Non, le véritable défaut impardonnable du récit se trouve du côté des personnages féminins, esquissés avec une complaisance à l’égard de leur soumission tacite qui ne passerait plus de nos jours, espérons-le. Si le plus lourd fardeau à ce niveau-là est bien sûr porté par une Marlène Jobert aussi enfantine dans sa gestuelle que dans le timbre de sa voix, ses consœurs à l’écran ne s’en sortent pas mieux. Annie Cordy campe ici une mère indigne qui a laisse un lourd héritage de traumatismes d’enfance à sa fille. Ceux-ci ont d’ailleurs la fâcheuse tendance de faire l’objet de retours en arrière ponctuels. Il s’agit là de l’aspect formel le plus inutile d’une narration, qui peut néanmoins tirer avantage de l’expérience d’un réalisateur aussi chevronné que René Clément.

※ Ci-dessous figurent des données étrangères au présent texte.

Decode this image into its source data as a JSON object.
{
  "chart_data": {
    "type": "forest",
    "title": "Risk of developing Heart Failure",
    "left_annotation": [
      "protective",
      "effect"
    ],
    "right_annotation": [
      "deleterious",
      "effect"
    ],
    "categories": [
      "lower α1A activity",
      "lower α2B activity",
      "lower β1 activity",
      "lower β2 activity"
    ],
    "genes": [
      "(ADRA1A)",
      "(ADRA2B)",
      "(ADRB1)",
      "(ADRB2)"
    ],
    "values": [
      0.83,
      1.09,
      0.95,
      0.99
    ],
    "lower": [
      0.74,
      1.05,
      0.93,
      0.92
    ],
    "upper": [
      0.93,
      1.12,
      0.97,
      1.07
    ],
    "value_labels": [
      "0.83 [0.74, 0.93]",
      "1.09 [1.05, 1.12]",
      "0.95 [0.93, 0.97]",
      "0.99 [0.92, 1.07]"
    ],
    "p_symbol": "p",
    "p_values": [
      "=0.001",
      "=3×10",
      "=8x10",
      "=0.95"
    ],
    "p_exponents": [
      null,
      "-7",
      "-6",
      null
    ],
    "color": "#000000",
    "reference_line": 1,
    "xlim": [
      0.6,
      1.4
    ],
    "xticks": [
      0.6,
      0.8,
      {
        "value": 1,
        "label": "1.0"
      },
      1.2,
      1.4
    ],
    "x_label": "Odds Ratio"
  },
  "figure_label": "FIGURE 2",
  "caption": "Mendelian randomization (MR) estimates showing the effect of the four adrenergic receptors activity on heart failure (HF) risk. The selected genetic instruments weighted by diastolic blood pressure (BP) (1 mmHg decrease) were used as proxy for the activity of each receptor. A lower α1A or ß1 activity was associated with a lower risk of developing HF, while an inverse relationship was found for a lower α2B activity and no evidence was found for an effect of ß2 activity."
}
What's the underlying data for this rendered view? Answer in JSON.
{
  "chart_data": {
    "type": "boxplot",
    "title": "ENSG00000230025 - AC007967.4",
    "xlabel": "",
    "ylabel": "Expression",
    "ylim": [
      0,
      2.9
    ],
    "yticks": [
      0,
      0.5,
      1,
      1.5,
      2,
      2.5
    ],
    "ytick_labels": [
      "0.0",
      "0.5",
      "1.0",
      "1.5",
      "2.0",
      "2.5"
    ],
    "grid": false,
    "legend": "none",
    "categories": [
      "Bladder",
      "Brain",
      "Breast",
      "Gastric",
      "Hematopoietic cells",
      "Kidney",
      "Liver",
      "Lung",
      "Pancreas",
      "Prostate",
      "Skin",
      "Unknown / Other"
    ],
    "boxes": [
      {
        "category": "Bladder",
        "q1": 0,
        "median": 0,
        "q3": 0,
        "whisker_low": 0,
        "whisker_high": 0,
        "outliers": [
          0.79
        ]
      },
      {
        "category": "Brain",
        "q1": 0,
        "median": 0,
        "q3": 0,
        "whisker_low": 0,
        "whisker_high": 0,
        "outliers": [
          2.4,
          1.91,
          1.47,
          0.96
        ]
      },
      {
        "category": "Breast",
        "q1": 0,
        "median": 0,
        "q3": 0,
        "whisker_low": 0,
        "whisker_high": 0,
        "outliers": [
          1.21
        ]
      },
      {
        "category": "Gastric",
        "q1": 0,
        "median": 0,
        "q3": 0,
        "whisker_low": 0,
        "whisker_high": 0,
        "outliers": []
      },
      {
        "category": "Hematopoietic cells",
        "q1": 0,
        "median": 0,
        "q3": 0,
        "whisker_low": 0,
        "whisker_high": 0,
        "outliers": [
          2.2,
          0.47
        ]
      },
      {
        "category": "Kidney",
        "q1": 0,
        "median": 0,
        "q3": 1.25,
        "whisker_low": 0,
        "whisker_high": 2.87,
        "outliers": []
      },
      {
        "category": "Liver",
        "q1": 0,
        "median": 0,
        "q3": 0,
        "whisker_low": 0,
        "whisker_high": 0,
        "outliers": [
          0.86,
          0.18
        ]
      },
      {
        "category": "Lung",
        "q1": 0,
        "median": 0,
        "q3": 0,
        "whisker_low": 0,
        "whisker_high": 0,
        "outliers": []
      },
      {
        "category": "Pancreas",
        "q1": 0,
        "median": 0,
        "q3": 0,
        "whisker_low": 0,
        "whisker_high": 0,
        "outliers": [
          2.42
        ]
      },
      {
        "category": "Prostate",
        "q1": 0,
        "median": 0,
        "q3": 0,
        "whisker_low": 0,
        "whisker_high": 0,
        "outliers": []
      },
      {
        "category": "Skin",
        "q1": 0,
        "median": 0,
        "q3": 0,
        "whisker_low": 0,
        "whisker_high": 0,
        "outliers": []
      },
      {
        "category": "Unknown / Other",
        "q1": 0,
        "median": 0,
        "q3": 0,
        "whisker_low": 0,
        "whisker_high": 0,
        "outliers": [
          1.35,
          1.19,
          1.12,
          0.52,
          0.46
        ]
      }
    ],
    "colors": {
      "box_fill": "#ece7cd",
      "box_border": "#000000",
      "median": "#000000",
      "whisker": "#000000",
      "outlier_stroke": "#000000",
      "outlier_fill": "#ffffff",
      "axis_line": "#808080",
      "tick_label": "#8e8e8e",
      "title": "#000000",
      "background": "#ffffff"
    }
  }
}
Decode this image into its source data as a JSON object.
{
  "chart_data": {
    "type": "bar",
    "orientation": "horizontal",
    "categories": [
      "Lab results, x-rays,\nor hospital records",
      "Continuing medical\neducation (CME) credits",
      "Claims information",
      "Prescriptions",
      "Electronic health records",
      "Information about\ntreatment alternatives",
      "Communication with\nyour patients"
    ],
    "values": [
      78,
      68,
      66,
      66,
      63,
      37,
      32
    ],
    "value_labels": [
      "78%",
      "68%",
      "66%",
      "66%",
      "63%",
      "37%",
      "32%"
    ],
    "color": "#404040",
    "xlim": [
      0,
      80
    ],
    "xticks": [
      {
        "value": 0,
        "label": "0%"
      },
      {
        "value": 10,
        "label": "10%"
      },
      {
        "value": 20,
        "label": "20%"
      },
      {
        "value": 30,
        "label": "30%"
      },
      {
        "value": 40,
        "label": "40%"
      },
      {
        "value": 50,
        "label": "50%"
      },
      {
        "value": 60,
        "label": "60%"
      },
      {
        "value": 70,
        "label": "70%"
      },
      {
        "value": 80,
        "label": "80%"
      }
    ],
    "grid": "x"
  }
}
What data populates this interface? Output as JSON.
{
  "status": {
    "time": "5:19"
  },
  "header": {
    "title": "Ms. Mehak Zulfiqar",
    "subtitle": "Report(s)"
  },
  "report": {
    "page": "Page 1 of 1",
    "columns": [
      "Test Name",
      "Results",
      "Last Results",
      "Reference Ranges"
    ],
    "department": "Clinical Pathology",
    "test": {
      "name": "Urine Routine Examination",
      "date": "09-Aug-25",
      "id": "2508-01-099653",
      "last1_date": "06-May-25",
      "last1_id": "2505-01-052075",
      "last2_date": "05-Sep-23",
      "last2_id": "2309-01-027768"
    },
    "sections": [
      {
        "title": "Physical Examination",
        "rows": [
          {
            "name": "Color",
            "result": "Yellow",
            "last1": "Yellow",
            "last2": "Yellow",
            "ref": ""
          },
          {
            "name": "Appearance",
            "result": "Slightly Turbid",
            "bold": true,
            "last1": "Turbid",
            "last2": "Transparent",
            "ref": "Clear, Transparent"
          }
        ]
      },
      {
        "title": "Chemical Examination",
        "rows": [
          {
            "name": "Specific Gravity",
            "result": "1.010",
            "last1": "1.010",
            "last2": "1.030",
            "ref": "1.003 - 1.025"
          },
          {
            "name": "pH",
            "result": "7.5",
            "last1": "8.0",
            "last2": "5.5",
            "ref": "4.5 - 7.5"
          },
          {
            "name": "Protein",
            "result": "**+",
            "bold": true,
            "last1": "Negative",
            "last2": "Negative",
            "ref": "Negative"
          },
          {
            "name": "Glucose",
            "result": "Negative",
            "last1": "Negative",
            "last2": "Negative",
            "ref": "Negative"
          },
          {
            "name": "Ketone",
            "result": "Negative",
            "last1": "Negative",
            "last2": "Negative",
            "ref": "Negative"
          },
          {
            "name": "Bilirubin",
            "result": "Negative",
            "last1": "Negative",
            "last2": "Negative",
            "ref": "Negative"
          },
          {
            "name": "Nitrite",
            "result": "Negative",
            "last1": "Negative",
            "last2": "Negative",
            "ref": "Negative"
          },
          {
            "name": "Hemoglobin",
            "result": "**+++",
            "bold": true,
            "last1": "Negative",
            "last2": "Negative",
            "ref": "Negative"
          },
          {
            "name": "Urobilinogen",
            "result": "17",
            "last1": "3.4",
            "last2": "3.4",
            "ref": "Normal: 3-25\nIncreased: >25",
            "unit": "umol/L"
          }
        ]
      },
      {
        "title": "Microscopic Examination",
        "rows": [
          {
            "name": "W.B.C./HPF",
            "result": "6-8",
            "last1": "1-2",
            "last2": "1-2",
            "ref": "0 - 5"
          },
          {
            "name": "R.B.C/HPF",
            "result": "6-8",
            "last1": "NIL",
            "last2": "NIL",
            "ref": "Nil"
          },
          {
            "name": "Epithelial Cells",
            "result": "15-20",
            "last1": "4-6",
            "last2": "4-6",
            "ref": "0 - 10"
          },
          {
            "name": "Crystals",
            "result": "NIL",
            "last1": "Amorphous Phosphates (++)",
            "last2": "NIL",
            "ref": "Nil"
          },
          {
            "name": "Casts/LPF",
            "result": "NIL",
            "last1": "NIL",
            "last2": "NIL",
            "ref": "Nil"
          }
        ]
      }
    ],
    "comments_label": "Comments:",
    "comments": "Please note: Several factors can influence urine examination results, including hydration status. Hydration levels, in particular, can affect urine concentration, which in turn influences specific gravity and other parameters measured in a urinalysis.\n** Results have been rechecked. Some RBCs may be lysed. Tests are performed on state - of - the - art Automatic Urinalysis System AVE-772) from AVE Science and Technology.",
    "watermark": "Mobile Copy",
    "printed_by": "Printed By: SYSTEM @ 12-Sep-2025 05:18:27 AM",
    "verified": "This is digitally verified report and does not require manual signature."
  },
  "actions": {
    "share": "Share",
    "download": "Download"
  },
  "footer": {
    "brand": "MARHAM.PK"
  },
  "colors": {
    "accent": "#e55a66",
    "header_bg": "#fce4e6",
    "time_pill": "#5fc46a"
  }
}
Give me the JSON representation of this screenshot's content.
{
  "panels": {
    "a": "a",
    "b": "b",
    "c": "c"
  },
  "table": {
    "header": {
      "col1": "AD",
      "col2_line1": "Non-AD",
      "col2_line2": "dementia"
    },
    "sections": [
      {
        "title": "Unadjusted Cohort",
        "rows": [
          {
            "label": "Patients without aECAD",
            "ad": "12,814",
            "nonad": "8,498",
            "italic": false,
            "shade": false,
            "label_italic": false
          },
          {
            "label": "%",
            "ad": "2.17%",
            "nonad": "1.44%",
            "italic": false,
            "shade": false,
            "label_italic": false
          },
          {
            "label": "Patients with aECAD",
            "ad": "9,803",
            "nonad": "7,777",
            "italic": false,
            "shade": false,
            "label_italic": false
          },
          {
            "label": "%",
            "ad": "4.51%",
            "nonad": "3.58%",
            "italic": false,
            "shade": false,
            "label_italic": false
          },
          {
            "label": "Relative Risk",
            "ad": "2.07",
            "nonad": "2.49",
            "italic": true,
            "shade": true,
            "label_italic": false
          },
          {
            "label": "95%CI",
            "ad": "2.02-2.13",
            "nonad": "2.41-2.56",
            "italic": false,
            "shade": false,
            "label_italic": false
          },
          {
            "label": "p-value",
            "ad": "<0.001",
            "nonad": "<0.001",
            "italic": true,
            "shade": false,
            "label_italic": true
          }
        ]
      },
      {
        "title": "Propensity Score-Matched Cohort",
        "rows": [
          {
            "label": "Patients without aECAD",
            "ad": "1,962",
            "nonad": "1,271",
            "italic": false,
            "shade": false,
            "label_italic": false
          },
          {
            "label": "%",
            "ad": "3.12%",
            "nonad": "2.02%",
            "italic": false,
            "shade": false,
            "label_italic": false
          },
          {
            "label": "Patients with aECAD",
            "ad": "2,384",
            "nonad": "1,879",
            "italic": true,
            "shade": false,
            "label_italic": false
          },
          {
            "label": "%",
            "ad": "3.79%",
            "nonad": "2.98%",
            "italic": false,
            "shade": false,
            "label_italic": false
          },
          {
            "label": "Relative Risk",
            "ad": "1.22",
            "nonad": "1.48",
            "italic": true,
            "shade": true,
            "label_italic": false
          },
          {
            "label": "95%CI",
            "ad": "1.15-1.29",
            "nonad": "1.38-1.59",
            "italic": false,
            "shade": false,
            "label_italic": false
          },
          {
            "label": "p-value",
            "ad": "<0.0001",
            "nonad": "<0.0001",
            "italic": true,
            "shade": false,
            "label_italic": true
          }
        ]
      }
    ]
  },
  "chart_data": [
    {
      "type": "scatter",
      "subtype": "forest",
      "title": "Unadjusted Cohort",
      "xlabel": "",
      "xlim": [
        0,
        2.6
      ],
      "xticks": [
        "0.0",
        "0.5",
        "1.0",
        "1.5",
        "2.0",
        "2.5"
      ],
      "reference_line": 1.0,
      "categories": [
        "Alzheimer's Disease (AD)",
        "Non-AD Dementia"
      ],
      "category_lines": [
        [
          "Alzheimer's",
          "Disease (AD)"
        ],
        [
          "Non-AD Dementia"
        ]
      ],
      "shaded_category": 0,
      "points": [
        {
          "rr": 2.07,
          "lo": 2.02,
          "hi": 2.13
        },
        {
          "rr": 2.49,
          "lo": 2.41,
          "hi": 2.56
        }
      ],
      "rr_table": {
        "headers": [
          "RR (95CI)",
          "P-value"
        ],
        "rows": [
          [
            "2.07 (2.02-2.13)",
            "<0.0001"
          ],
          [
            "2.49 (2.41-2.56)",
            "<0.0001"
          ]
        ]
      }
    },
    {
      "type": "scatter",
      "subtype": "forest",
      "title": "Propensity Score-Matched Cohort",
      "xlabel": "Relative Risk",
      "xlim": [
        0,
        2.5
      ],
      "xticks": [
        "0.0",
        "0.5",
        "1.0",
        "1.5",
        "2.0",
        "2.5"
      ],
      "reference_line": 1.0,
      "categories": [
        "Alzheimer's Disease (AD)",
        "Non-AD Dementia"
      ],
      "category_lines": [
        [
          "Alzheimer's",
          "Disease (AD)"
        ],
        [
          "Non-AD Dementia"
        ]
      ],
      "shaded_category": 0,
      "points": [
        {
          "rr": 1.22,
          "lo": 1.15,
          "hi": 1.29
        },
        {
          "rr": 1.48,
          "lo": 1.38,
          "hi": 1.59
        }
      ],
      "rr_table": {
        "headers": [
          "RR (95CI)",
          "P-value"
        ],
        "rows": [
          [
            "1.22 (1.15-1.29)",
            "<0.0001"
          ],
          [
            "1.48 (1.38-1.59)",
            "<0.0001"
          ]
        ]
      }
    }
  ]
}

Puis, les rivales de Mélancolie, en quelque sorte, ne sont guère logées à une enseigne à l’éclat plus féministe, avec Jill Ireland, qui fait l’apparition contractuellement oubliable dans les films de son mari, et Colette Marchand dans le rôle d’une gérante de club privé, plantée là en priorité, on dirait, pour embrouiller encore un peu plus une histoire qui n’a déjà plus ni queue, ni tête !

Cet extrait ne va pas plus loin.